Nigeria: Food Assistance Fact Sheet - September 4, 2018
|Post date||Monday, 10 September, 2018 - 17:36|
|Document Type||Periodic Monitoring Report|
|Content Themes||Response Maps, Emergency Response, Resource Mobilization, Food Assistance, Food Security|
Prolonged conflict perpetuated by Boko Haram and the Islamic State of Iraq and Syria-West Africa has spurred massive displacement and undermined food security in northeast Nigeria.
As of mid-2018, the insurgency had displaced approximately 1.7 million people within Adamawa, Borno and Yobe states and forced nearly 226,000 Nigerians to flee into neighboring Cameroon, Chad and Niger, according to the UN.
An estimated 3 million people in Adamawa, Borno and Yobe states faced Crisis (Phase 3) or worse levels of acute food insecurity as of August, according to the most recent Cadre Harmonisé (CH) analysis—a tool used in West Africa for the classification and quantification of food insecurity.

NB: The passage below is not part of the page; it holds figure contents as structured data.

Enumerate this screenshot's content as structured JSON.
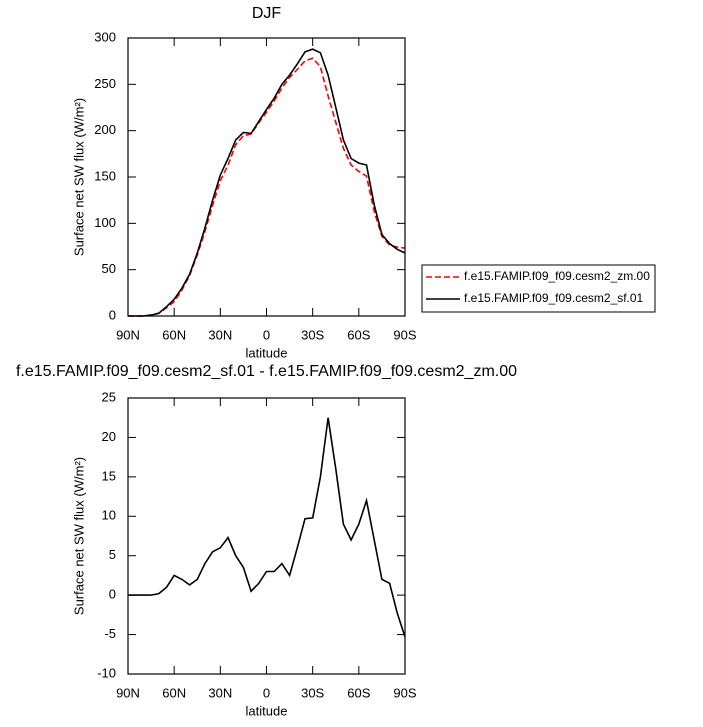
{
  "chart_data": [
    {
      "type": "line",
      "title": "DJF",
      "xlabel": "latitude",
      "ylabel": "Surface net SW flux (W/m²)",
      "x": [
        90,
        85,
        80,
        75,
        70,
        65,
        60,
        55,
        50,
        45,
        40,
        35,
        30,
        25,
        20,
        15,
        10,
        5,
        0,
        -5,
        -10,
        -15,
        -20,
        -25,
        -30,
        -35,
        -40,
        -45,
        -50,
        -55,
        -60,
        -65,
        -70,
        -75,
        -80,
        -85,
        -90
      ],
      "series": [
        {
          "name": "f.e15.FAMIP.f09_f09.cesm2_zm.00",
          "color": "#ff0000",
          "line_style": "dashed",
          "values": [
            0,
            0,
            0,
            1,
            2.8,
            9,
            15.5,
            28,
            43.7,
            66,
            91,
            119.5,
            146,
            162.7,
            185,
            194.5,
            196.5,
            208.5,
            220,
            232,
            246,
            257.5,
            266,
            275.3,
            278.2,
            269,
            237.5,
            209,
            181,
            163,
            156,
            151,
            113,
            86,
            76.5,
            74.3,
            73.3
          ]
        },
        {
          "name": "f.e15.FAMIP.f09_f09.cesm2_sf.01",
          "color": "#000000",
          "line_style": "solid",
          "values": [
            0,
            0,
            0,
            1,
            3,
            10,
            18,
            30,
            45,
            68,
            95,
            125,
            152,
            170,
            190,
            198,
            197,
            210,
            223,
            235,
            250,
            260,
            272,
            285,
            288,
            284,
            260,
            225,
            190,
            170,
            165,
            163,
            120,
            88,
            78,
            72,
            68
          ]
        }
      ],
      "xlim": [
        90,
        -90
      ],
      "xticks": [
        {
          "value": 90,
          "label": "90N"
        },
        {
          "value": 60,
          "label": "60N"
        },
        {
          "value": 30,
          "label": "30N"
        },
        0,
        {
          "value": -30,
          "label": "30S"
        },
        {
          "value": -60,
          "label": "60S"
        },
        {
          "value": -90,
          "label": "90S"
        }
      ],
      "ylim": [
        0,
        300
      ],
      "yticks": [
        0,
        50,
        100,
        150,
        200,
        250,
        300
      ],
      "legend": "right"
    },
    {
      "type": "line",
      "title": "f.e15.FAMIP.f09_f09.cesm2_sf.01 - f.e15.FAMIP.f09_f09.cesm2_zm.00",
      "xlabel": "latitude",
      "ylabel": "Surface net SW flux (W/m²)",
      "x": [
        90,
        85,
        80,
        75,
        70,
        65,
        60,
        55,
        50,
        45,
        40,
        35,
        30,
        25,
        20,
        15,
        10,
        5,
        0,
        -5,
        -10,
        -15,
        -20,
        -25,
        -30,
        -35,
        -40,
        -45,
        -50,
        -55,
        -60,
        -65,
        -70,
        -75,
        -80,
        -85,
        -90
      ],
      "series": [
        {
          "color": "#000000",
          "line_style": "solid",
          "values": [
            0,
            0,
            0,
            0,
            0.2,
            1,
            2.5,
            2,
            1.3,
            2,
            4,
            5.5,
            6,
            7.3,
            5,
            3.5,
            0.5,
            1.5,
            3,
            3,
            4,
            2.5,
            6,
            9.7,
            9.8,
            15,
            22.5,
            16,
            9,
            7,
            9,
            12,
            7,
            2,
            1.5,
            -2.3,
            -5.3
          ]
        }
      ],
      "xlim": [
        90,
        -90
      ],
      "xticks": [
        {
          "value": 90,
          "label": "90N"
        },
        {
          "value": 60,
          "label": "60N"
        },
        {
          "value": 30,
          "label": "30N"
        },
        0,
        {
          "value": -30,
          "label": "30S"
        },
        {
          "value": -60,
          "label": "60S"
        },
        {
          "value": -90,
          "label": "90S"
        }
      ],
      "ylim": [
        -10,
        25
      ],
      "yticks": [
        -10,
        -5,
        0,
        5,
        10,
        15,
        20,
        25
      ]
    }
  ]
}
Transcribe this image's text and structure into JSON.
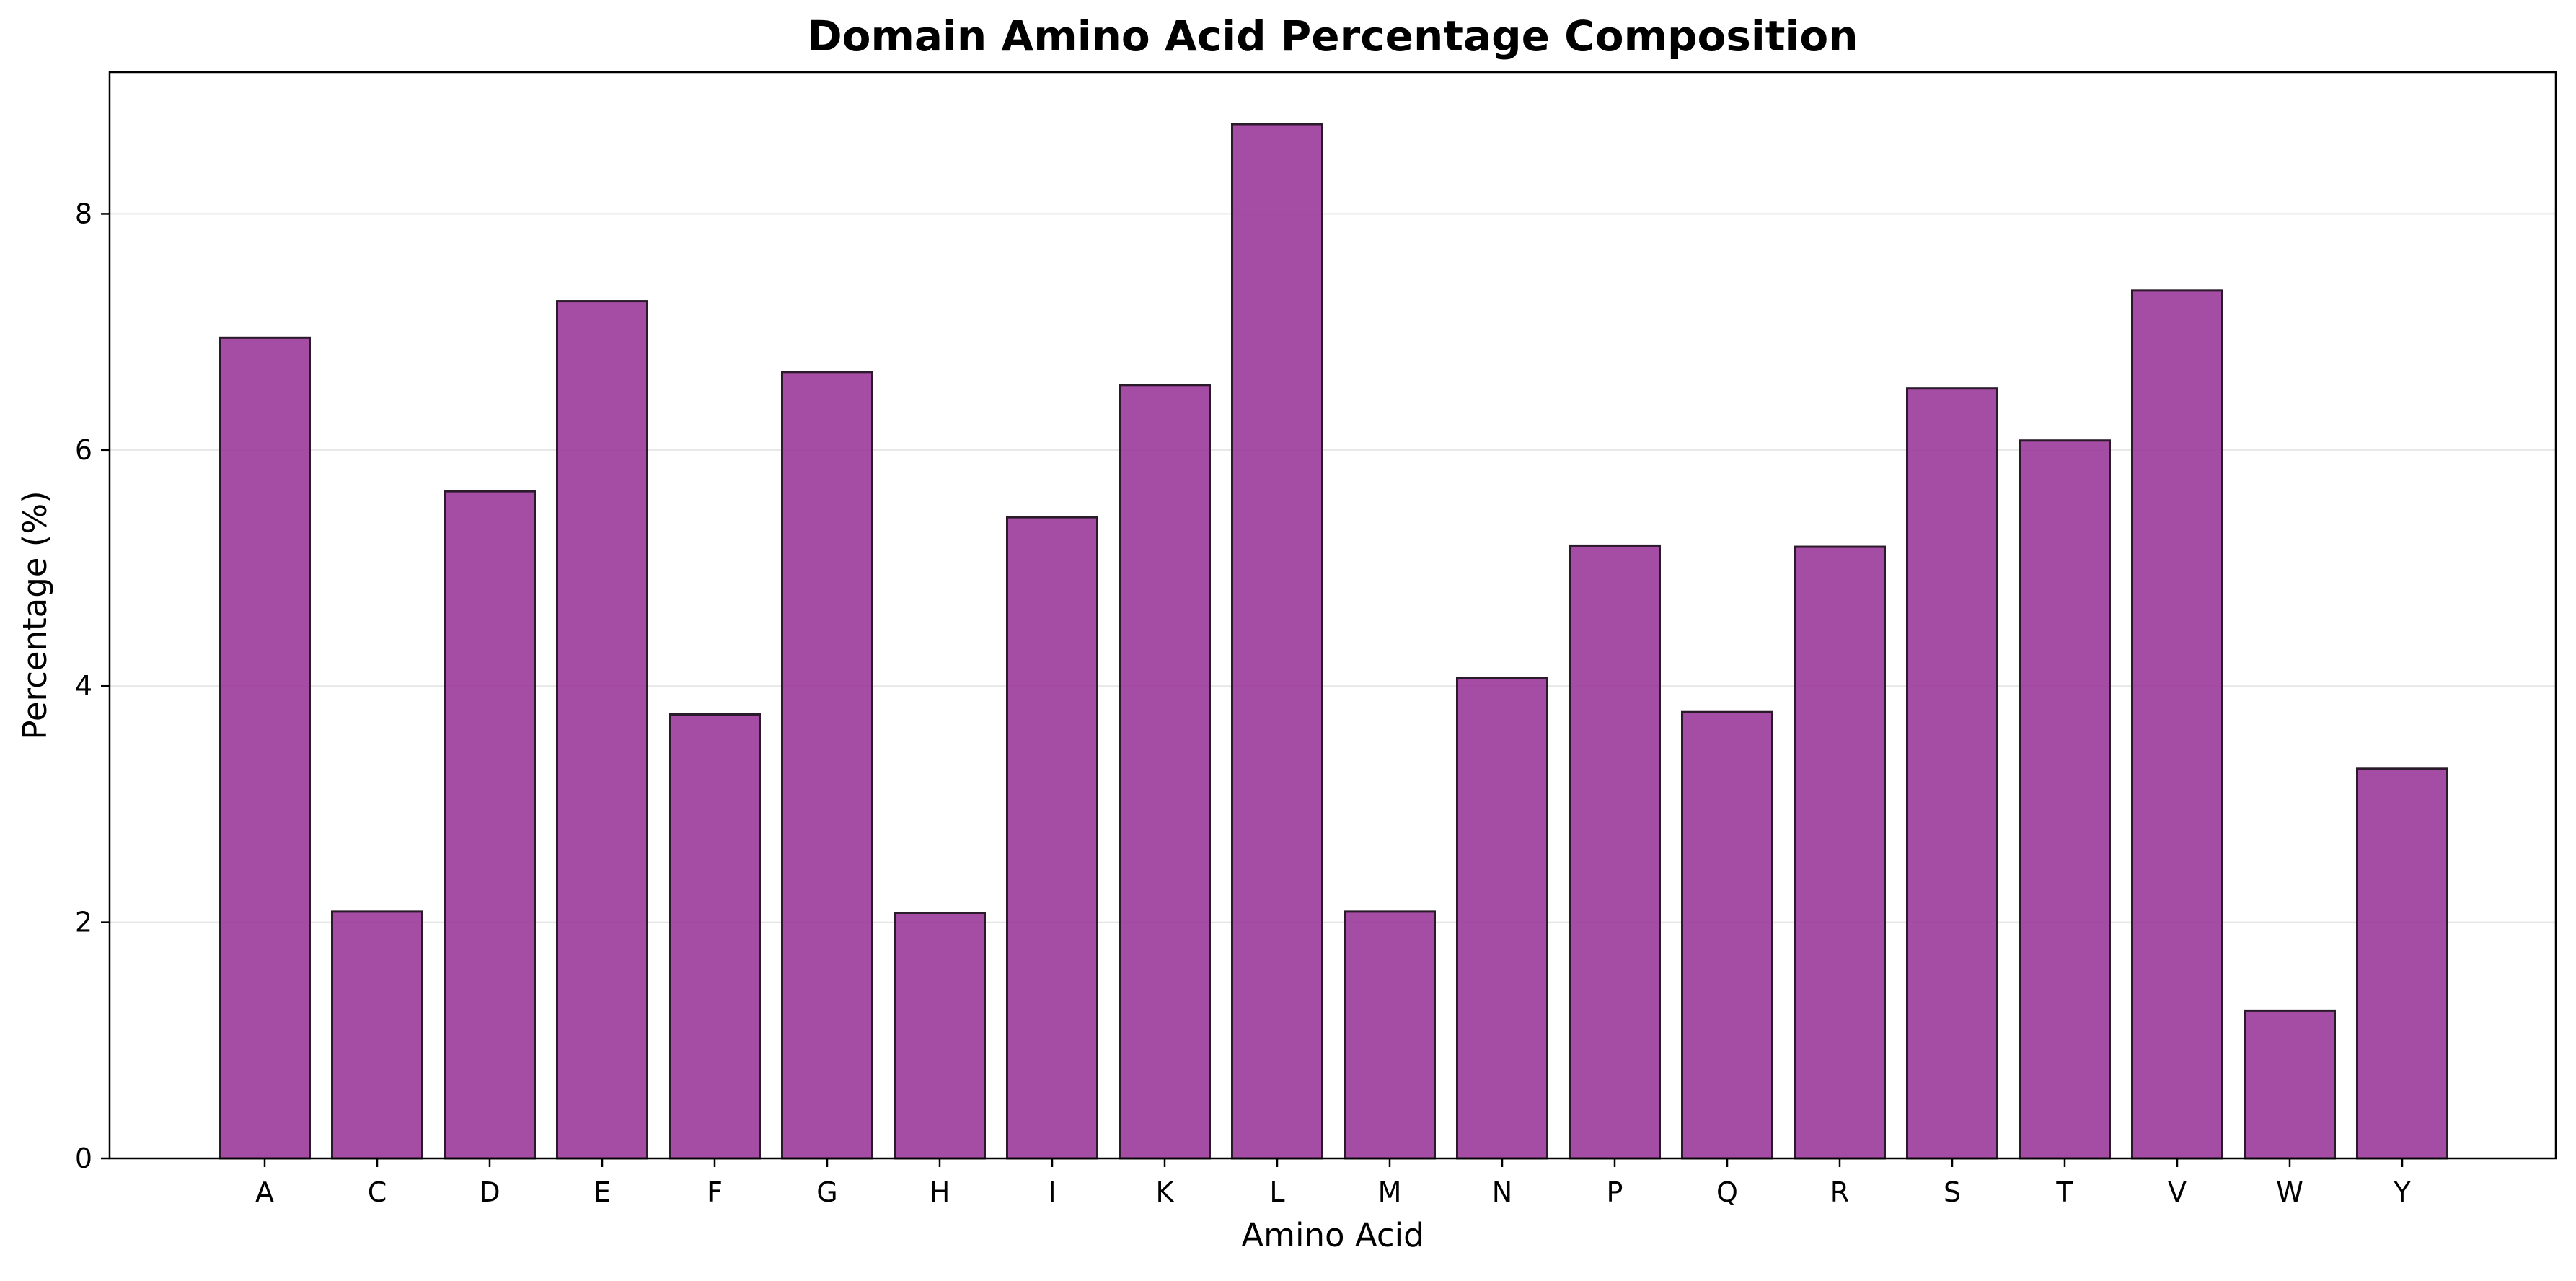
{
  "chart_data": {
    "type": "bar",
    "title": "Domain Amino Acid Percentage Composition",
    "xlabel": "Amino Acid",
    "ylabel": "Percentage (%)",
    "categories": [
      "A",
      "C",
      "D",
      "E",
      "F",
      "G",
      "H",
      "I",
      "K",
      "L",
      "M",
      "N",
      "P",
      "Q",
      "R",
      "S",
      "T",
      "V",
      "W",
      "Y"
    ],
    "values": [
      6.95,
      2.09,
      5.65,
      7.26,
      3.76,
      6.66,
      2.08,
      5.43,
      6.55,
      8.76,
      2.09,
      4.07,
      5.19,
      3.78,
      5.18,
      6.52,
      6.08,
      7.35,
      1.25,
      3.3
    ],
    "ylim": [
      0,
      9.2
    ],
    "yticks": [
      0,
      2,
      4,
      6,
      8
    ],
    "grid": "y",
    "legend": "none",
    "bar_color": "#9b399b",
    "bar_edge_color": "#2a1a2a",
    "grid_color": "#e6e6e6"
  }
}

The conflict and resulting population displacement have interrupted livelihoods, disrupted markets and hindered agricultural production in northeast Nigeria, and many vulnerable households in the region remain heavily reliant on emergency food assistance to meet their basic needs, the Famine Early Warning Systems Network (FEWS NET) reports. FEWS NET anticipates that Crisis (IPC 3) or Emergency (IPC 4) levels of acute food insecurity will persist through January 2019 in most of Borno, as well as parts of Yobe and northern Adamawa. Furthermore, populations in areas that relief actors are unable to reach are likely facing similar or worse outcomes compared to those in accessible areas.